Independent Living is the term used by disabled people to sum up their expectation of access to the opportunities enjoyed by their non-disabled peers. It describes the political aspiration for the inclusion of disabled people in society and the practical choices being looked for to enable this. This term also includes older disabled people, and people in residential establishments of any age.

Independent Living and Disabled People

Most people would define Independence in terms of those activities someone is physically able to carry out for themselves. Following this line of reasoning, Independent Living would thus probably be explained in terms of the ability to provide for ones own basic physical and intellectual needs on a day to day basis. Thus one of the ways disabled people and non-disabled people are defined as such is via notions of dependency. In many people’s view, to be disabled is to be dependent on others or to have choice compromised.

The trouble with such a widely accepted viewpoint is that it omits to recognise that human beings are social animals and that we are all inter-dependent on each other for many of our needs. Those people with the financial ability to do so might chose to employ someone to do many of life’s everyday chores, like washing, cooking and cleaning, but in such a scenario they are still considered to be independent and not regarded as dependant on others.

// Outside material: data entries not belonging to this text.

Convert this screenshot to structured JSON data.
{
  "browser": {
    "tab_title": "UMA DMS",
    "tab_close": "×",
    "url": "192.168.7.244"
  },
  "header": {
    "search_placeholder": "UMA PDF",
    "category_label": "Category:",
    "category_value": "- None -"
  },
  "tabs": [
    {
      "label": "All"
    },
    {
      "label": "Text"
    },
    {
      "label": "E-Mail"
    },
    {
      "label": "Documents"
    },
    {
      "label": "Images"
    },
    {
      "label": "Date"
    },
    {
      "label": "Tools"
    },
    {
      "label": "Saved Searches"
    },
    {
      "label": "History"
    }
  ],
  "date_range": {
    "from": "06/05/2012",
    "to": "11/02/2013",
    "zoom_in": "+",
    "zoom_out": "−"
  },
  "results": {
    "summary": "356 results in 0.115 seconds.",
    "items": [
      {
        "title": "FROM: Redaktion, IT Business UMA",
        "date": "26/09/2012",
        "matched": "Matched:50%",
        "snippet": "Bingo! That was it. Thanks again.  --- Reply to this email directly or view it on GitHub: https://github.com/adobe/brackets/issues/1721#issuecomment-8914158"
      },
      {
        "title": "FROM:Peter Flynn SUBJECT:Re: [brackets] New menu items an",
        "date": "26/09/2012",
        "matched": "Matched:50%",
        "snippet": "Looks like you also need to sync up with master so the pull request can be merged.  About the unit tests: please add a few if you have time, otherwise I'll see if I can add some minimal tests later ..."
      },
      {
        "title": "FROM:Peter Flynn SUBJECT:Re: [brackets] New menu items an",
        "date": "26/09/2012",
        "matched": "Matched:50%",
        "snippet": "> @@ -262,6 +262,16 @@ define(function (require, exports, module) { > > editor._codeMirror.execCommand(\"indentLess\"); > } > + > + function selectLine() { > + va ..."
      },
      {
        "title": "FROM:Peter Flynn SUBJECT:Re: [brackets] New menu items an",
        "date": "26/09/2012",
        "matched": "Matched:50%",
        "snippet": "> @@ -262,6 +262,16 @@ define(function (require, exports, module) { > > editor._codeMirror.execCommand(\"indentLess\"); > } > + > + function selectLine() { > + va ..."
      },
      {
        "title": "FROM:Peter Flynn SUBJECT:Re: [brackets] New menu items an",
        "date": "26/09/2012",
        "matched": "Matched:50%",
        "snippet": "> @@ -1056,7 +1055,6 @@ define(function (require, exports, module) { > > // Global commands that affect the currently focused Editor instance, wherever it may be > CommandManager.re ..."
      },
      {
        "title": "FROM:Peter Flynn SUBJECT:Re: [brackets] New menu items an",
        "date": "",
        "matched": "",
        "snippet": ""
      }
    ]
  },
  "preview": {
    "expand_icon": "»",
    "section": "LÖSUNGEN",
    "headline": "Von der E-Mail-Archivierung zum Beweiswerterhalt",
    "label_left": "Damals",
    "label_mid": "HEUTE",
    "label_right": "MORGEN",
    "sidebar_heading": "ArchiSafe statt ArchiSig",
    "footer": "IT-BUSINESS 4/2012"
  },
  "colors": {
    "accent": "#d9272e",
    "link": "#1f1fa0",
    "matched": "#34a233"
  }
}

Independent Living means something very different to disabled people. It is no longer defined in terms of what activities the individual can or cannot do for themselves, but is about having control over the resources that enable us to exert influence, choice and control over every aspect of our life. It has evolved into a worldwide philosophy, since its origins in Berkeley, California in the early 1970s, when some seriously disabled students at UCLA rebelled against the inflexible and impractical arrangements provided to meet their care needs and demanded control of the resources to arrange for their own needs.

This led to the establishment of the original Centre for Independent Living and the beginning of a world wide movement for change, led by disabled people themselves. It is a grass roots movement, which responds to the wishes and aspirations in disabled people’s endeavours for an inclusive society.

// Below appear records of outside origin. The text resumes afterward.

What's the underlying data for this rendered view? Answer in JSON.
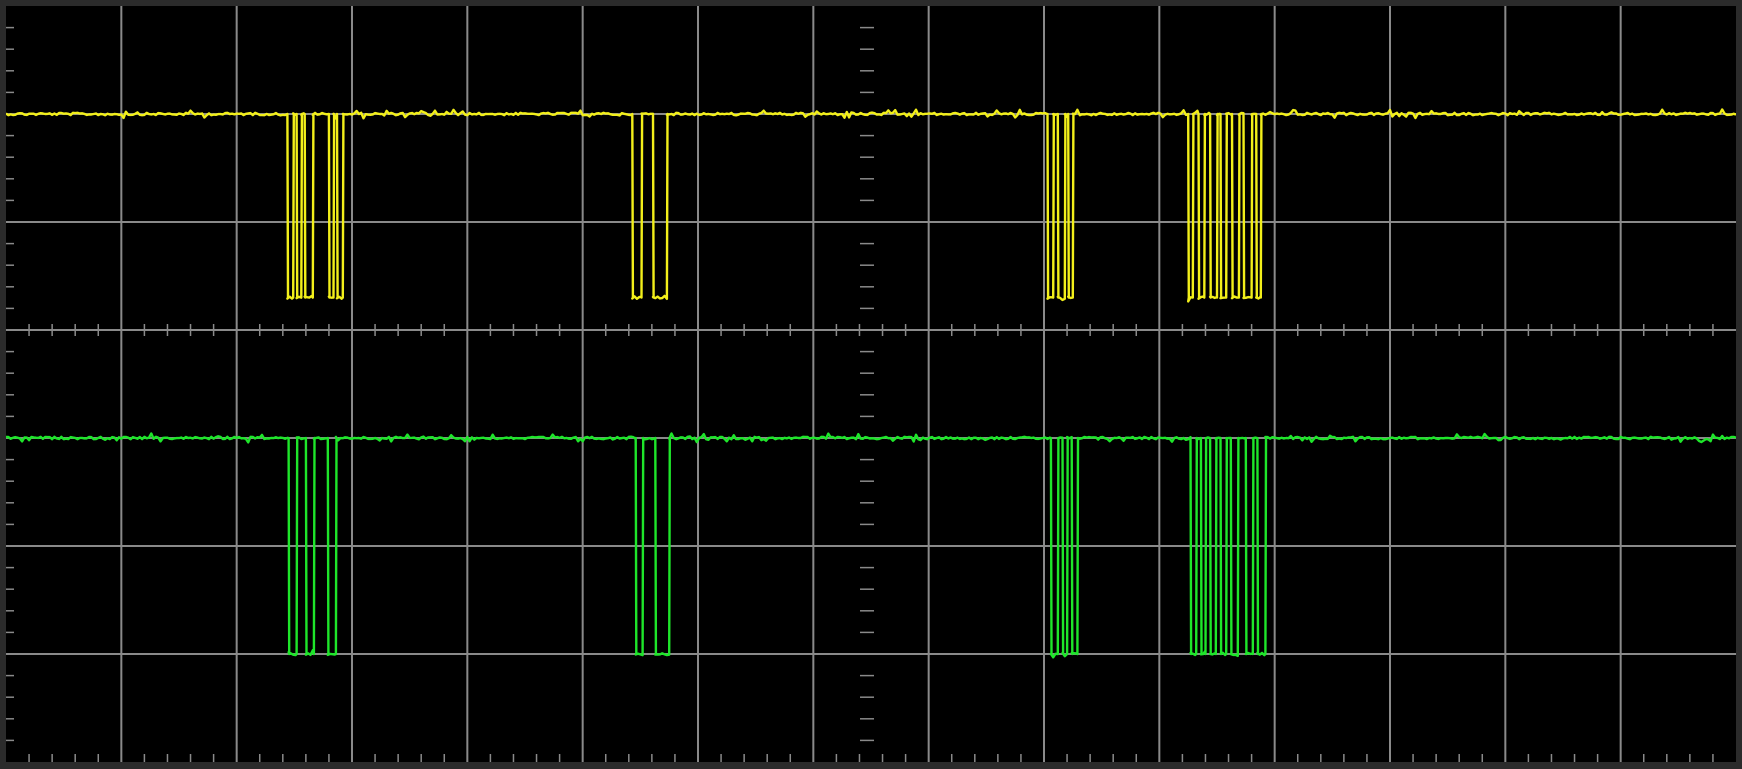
{
  "scope": {
    "divisions": {
      "horizontal": 15,
      "vertical": 7,
      "minor_per_division": 5
    },
    "colors": {
      "background": "#000000",
      "frame": "#2b2b2b",
      "grid": "#8a8a8a",
      "channel_1": "#f2ef1a",
      "channel_2": "#1ee62a"
    },
    "time_range": [
      0,
      15
    ],
    "channels": [
      {
        "id": "ch1",
        "high_level": 6.0,
        "low_level": 4.3,
        "transitions": [
          2.44,
          2.49,
          2.52,
          2.56,
          2.59,
          2.66,
          2.8,
          2.84,
          2.87,
          2.92,
          5.43,
          5.51,
          5.61,
          5.73,
          9.03,
          9.08,
          9.12,
          9.18,
          9.21,
          9.25,
          10.25,
          10.29,
          10.34,
          10.39,
          10.44,
          10.5,
          10.53,
          10.58,
          10.63,
          10.69,
          10.73,
          10.8,
          10.84,
          10.88
        ]
      },
      {
        "id": "ch2",
        "high_level": 3.0,
        "low_level": 1.0,
        "transitions": [
          2.45,
          2.52,
          2.6,
          2.67,
          2.79,
          2.86,
          5.46,
          5.52,
          5.63,
          5.75,
          9.06,
          9.12,
          9.16,
          9.2,
          9.24,
          9.29,
          10.27,
          10.32,
          10.36,
          10.4,
          10.44,
          10.49,
          10.53,
          10.58,
          10.62,
          10.68,
          10.75,
          10.81,
          10.85,
          10.92
        ]
      }
    ]
  }
}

In the UK, the Independent Living movement continues to grow. There is a clear move towards a greater degree of control, by organisations of disabled people, of resources and more and more Centres for Independent Living (CILs) are being established.

2002 saw the establishment of a Centre for Independent Living in Kent, based at the Red Cross building in College Rd, Maidstone. The management committee is now in the process of formulating in this document, a five year strategy to provide peer support, practical help and services to disabled people who wish to control their own support and assistance requirements.